1. Authenticate with AWS ECR region `us-west-2`
1. Pull `linux/amd64` platform of `apptality/aws-ecs-cloudmap-prometheus-discovery:latest` locally
1. Re-tag it to `123456789012.dkr.ecr.us-west-2.amazonaws.com/tools/ecs-sd:latest`
1. Push `123456789012.dkr.ecr.us-west-2.amazonaws.com/tools/ecs-sd:latest` to ECR

### Positional Parameters

* **`target_ecr_repository_url`**: The full URL of your target AWS ECR repository without tag.
* **`source_dockerhub_image_url` (optional)**: DockerHub image to pull (default: `apptality/aws-ecs-cloudmap-prometheus-discovery:latest`).
* **`target_ecr_repository_tag` (optional)**: ECR image tag (defaults to the source image tag).
* **`docker_image_platform` (optional)**: Image platform (`linux/amd64` by default).

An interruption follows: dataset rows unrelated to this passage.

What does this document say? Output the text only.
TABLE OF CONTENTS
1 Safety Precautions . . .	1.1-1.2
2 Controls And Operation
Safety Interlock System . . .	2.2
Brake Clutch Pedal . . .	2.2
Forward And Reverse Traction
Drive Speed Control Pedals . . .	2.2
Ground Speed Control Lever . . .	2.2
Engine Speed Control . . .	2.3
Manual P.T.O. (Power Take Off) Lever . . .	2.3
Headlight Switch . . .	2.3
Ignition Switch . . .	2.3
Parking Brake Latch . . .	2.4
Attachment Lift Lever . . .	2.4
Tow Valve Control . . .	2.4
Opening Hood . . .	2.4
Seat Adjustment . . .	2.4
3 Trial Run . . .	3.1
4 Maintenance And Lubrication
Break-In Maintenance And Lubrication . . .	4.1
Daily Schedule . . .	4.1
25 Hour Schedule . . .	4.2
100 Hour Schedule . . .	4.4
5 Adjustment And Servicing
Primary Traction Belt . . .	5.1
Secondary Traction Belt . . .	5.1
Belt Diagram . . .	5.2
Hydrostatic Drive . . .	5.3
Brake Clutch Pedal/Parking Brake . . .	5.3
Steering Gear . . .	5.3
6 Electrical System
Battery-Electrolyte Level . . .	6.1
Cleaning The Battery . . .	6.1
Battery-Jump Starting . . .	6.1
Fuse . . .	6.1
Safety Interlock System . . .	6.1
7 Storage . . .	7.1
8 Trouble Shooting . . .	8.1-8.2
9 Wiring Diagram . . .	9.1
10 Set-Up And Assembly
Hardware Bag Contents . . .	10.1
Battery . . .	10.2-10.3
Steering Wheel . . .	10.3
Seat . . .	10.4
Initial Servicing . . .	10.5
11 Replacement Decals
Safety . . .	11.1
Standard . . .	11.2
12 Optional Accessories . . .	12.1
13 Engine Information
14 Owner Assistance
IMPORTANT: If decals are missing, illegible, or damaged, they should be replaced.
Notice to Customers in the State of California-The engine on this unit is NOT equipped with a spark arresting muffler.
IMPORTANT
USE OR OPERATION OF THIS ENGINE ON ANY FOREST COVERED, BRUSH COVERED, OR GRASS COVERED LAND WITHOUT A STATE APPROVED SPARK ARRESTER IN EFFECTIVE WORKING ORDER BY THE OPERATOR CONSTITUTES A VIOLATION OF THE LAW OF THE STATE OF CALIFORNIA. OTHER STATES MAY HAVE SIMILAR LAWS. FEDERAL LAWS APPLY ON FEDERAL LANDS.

> Note: you need to create destination ECR repository first.

## References

This application is heavily influenced by the following articles:

* [Metrics collection from Amazon ECS using Amazon Managed Service for Prometheus](https://aws.amazon.com/blogs/opensource/metrics-collection-from-amazon-ecs-using-amazon-managed-service-for-prometheus/)
* [Metrics and traces collection from Amazon ECS using AWS Distro for OpenTelemetry with dynamic service discovery](https://aws.amazon.com/blogs/containers/metrics-and-traces-collection-from-amazon-ecs-using-aws-distro-for-opentelemetry-with-dynamic-service-discovery/)

Definitely suggest reading up on what is [AWS Distro for OpenTelemetry (ADOT)](https://aws-otel.github.io/docs/introduction), as it provides open source APIs, libraries, and agents to collect logs, metrics, and traces from your applications.

For how to integrate AWS AMP (Prometheus) with your Grafana please refer to [Set up Grafana open source or Grafana Enterprise for use with Amazon Managed Service for Prometheus](https://docs.aws.amazon.com/prometheus/latest/userguide/AMP-onboard-query-standalone-grafana.html) article by AWS.

## Alternatives

There are definitely some discovery tools that are alternative to current application:

* [Container Insights Prometheus metrics monitoring](https://docs.aws.amazon.com/AmazonCloudWatch/latest/monitoring/ContainerInsights-Prometheus-Setup-autodiscovery-ecs.html) discovers your infrastructure using CloudWatch
* IMHO - How CloudWatch agent configuration is structured around discovery of resources is NOT idiomatic to AWS. AWS has a powerful, rich support of tags on pretty much any resource. It would be very natural & AWS'ish to use tagging filters for resource selection instead of complex Regex filters.
* [aws-cloudmap-prometheus-sd](https://github.com/awslabs/aws-cloudmap-prometheus-sd) plugin by AWS
* [prometheus-for-ecs](https://github.com/aws-samples/prometheus-for-ecs) plugin by AWS. Definitely dig into [deploy-prometheus](https://github.com/aws-samples/prometheus-for-ecs/tree/main/deploy-prometheus) and [deploy-adot](https://github.com/aws-samples/prometheus-for-ecs/tree/main/deploy-adot) folders of the repository to get a good understanding of how integrations are being set up.

## Contributing

Contributions are welcome! Please feel free to submit pull requests or open issues to discuss potential improvements or features.

## License

This project is licensed under the MIT License - see the LICENSE file for details.